Öte yandan “kişisel veriler” sosyal medya, sigorta şirketleri, ilaç, kozmetik, reklamcılık gibi sektörlerde geniş bir pazar alanı. Yani bu sektörlerdeki kapitalistler kişisel veriler hatta kişilerin algısı, zamanı ve ilgisi üzerinden para kazanıyorlar. Kişisel verilerin sermaye devleti için esaslı bir işlevi de burada açığa çıkıyor. Devlet kişisel verileri kazanca dönüştürerek her şey gibi sermayeye ardına kadar açıyor. Geçmişten bugüne yansıyan veri sızıntılarının ardındaki bir başka gerçek de budur.
* * *
Ancak devlet kişisel verileri sadece kazanç olarak değerlendirmiyor ve bunun için elinde toplamıyor. Sermaye devletinin önceliği toplumu elindeki tüm olanakları seferber ederek fişlemek ve kayıt altına almaktır. Devlet partisi haline gelen gerici-faşist iktidarın çıkarları için bu alandaki olanaklardan sınırsızca yararlandığı, siyasal hak ve özgürlüklere saldırırken elindeki verileri kullandığı bilinen bir gerçektir. Hal böyleyken burjuva devlet aygıtının ilerici, muhalif ve devrimcilere yönelik çok daha sistematik ve incelikli saldırdığını öngörmek güç değildir. Bu gerçeğin göz ardı edilmemesi önem taşıyor. Bu konuda da her türlü saldırıda olduğu gibi devrimci yöntemler de çözüm yolları sunuyor.

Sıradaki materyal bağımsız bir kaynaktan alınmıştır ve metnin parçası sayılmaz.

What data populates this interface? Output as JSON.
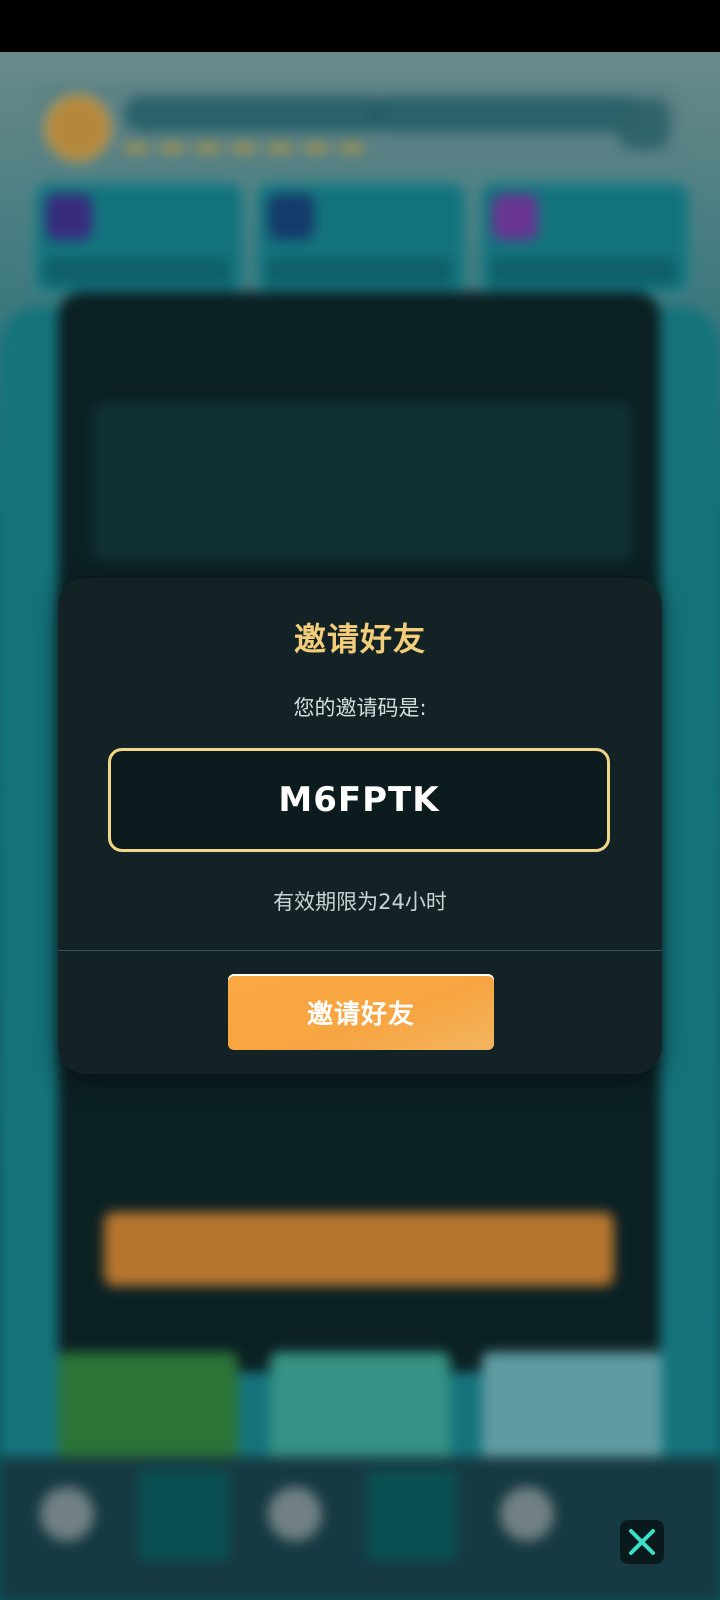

2007 yılında yapılan bir değerlendirmeden alınan aşağıdaki pasaj, bugün hala güncelliğini korumaktadır:
“Devrim davasını ve partisini ciddiye alan, önemseyen her yoldaş bilir ki, sınıf ve emekçi kitlelerle henüz et ve tırnak gibi kaynaşamadığımız koşullarda politik faaliyeti süreklileştirmenin, üretimini güvenceye almanın yegane yolu illegal-ihtilalci örgütsel varoluşun gereklerine uygun sağlam bir örgütsel yapılanma, doğru bir çalışma tarzı, devrimci bir iç yaşam, iç illegalite ve gizlilik kurallarına sadakat, devrimci disiplin, partiye karşı aleniyet, denetim ve demokratik merkeziyetçiliğe dayalı, devrimci ilke ve kurallara bağlı bir örgütsel işleyiş üzerinden sağlanabilen örgütsel güvenliktir. Zira ‘demokratikleşme’ yalanı eşliğinde terör devletinin durmaksızın tahkim edildiği, teknolojinin tüm olanakları kullanılarak polisiye yapılanmanın görülmemiş derecede güçlendirildiği günümüz koşullarında örgütsel süreklilik, deyim yerindeyse örgütsel güvenlikle eş anlamlı hale gelmiştir.”*
Yukarıdaki uyarı ve hatırlatmalara ek olarak, bugün hızla gelişen teknoloji çağında devrimci siyasal çalışmanın güvenliğini sağlamada kullanılacak yöntemlerin temel ilkeler çerçevesinde geliştirilmesi ve titizlikle uygulanması hayati bir önem taşıyor.